- Born: 1944 (age 80–81) Los Angeles
- Occupation(s): Physician, writer, translator
- Known for: Medical research
- Spouse: Pamela Dunn (married 1971)

= Steven Lehrer =

American physician and writer

Steven Lehrer (born 1944) is a physician and writer, known for medical research and for his English translation of Else Ury.

== Early years and education ==
Lehrer was born in Los Angeles. He attended UCLA and graduated from Johns Hopkins University and Johns Hopkins School of Medicine.

== Career ==
After training and specialty board certification, Lehrer worked as a radiologist, radiation oncologist, and nuclear medicine physician.

== Medical research ==
Lehrer has published on the topics of breast cancer and the estrogen receptor, prostate cancer, puberty and pregnancy.

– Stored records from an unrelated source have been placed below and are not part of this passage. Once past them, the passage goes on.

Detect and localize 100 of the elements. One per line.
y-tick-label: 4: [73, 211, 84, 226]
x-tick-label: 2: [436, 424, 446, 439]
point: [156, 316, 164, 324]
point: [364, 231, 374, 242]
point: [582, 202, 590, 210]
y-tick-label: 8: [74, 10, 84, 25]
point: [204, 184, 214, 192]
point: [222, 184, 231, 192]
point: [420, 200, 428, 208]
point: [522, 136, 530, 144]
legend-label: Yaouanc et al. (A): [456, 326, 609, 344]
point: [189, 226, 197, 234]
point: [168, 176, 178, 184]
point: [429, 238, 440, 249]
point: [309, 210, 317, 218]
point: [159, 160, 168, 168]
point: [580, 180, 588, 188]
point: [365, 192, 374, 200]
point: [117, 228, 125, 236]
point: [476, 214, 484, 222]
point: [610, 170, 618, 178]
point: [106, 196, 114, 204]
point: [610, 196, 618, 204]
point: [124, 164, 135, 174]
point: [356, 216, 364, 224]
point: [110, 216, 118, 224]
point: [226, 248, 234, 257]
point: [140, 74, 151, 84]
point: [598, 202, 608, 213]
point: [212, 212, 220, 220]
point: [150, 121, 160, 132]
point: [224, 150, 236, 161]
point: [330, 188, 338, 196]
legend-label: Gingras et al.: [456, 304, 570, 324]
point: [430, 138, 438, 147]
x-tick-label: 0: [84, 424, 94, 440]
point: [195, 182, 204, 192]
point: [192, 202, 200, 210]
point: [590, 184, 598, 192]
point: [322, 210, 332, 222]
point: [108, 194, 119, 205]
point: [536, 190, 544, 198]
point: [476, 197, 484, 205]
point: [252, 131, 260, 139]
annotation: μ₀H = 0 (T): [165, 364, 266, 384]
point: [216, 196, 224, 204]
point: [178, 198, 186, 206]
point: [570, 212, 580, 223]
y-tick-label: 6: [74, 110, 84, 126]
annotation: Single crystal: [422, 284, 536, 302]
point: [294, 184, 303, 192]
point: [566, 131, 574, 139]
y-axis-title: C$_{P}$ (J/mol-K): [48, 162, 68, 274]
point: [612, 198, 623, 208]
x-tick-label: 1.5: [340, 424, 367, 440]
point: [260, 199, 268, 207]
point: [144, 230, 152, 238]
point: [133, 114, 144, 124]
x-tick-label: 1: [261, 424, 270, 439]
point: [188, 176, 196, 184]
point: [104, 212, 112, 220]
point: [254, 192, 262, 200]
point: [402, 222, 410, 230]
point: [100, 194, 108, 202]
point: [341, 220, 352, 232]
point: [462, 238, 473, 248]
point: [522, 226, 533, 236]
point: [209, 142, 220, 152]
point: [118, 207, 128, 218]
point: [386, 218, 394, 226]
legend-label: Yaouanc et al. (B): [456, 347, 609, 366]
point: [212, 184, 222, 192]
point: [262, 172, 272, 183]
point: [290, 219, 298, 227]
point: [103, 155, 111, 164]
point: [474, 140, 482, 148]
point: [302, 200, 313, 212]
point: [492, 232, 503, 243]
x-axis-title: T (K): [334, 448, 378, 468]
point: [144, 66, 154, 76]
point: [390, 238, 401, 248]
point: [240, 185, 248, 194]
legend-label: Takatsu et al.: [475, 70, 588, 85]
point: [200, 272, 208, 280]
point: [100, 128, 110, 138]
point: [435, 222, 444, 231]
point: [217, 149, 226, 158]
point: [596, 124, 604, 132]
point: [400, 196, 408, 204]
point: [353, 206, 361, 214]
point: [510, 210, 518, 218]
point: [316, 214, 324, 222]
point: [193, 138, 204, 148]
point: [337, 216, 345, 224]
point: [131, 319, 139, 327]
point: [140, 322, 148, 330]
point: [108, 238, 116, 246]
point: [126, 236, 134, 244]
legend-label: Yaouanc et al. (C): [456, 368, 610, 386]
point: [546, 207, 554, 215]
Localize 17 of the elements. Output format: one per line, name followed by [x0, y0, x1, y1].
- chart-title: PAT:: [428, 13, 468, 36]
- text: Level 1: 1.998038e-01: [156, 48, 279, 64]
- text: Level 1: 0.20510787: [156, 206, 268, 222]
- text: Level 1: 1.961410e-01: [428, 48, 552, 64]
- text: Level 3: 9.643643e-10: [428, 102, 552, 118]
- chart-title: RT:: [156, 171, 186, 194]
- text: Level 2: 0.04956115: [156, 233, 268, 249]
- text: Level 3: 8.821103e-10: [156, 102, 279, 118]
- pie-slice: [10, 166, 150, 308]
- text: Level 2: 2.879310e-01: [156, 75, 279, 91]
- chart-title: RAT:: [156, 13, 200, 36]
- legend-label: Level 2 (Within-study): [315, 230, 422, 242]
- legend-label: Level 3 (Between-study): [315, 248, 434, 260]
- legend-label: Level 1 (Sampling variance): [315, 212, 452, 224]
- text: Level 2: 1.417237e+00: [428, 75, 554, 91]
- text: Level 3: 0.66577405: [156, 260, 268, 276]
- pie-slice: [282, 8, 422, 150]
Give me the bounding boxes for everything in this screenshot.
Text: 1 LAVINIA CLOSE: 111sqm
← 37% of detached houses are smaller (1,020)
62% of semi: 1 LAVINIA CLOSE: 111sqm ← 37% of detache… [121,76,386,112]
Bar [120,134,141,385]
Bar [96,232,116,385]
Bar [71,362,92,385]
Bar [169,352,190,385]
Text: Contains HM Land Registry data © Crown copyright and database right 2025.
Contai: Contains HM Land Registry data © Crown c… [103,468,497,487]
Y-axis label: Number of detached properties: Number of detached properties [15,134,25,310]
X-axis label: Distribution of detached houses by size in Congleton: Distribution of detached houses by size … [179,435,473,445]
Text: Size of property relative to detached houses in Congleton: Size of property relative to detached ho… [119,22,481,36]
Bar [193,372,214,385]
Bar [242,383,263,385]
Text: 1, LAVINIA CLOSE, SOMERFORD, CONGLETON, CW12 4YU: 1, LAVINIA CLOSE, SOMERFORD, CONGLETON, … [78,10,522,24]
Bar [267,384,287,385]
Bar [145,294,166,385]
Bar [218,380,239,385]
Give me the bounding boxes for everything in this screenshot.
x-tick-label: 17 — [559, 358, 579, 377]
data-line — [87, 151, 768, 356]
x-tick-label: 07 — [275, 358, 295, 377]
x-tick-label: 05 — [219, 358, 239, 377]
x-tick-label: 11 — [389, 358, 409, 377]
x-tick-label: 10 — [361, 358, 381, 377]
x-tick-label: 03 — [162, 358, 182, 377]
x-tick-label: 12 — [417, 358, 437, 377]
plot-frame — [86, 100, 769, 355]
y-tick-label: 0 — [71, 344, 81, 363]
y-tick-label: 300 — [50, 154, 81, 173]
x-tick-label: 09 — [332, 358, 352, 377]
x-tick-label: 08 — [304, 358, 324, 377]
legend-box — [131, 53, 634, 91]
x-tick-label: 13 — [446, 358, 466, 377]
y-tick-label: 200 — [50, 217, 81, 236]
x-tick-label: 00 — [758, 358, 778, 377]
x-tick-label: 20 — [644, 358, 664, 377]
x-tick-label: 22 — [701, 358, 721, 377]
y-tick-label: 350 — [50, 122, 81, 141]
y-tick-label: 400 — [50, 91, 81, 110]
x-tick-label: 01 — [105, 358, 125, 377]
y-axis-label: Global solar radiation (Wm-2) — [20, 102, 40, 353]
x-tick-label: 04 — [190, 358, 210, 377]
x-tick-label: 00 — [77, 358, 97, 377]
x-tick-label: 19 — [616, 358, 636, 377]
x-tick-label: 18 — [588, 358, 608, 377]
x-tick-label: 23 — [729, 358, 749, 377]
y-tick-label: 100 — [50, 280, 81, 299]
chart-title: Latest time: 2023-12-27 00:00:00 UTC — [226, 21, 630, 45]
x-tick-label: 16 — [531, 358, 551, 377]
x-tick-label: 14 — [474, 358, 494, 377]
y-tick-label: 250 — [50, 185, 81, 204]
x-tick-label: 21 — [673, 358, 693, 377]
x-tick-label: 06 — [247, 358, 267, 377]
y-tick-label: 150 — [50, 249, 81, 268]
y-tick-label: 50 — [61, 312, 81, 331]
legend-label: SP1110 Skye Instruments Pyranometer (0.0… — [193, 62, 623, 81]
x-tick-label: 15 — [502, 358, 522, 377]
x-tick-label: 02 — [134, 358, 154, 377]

He published two medical textbooks, Understanding Lung Sounds and Understanding Pediatric Heart Sounds.

== Writer ==
Lehrer published the first English translation of the most popular book of German children's writer Else Ury, Nesthäkchen and the World War. He has published plays, a novel, books on German history, the Holocaust, and the history of medicine. He edited a collection of the stories of Frank Buck and published English translations of Tanks Break Through! by Alfred-Ingemar Berndt and From Lemberg to Bordeaux by Leo Leixner. Lehrer was interviewed on the History Channel series Mavericks, Miracles, and Medicine about his book Explorers of the Body, as well as by the BBC for their series, Medical Mavericks, Beating Infection (episode 4).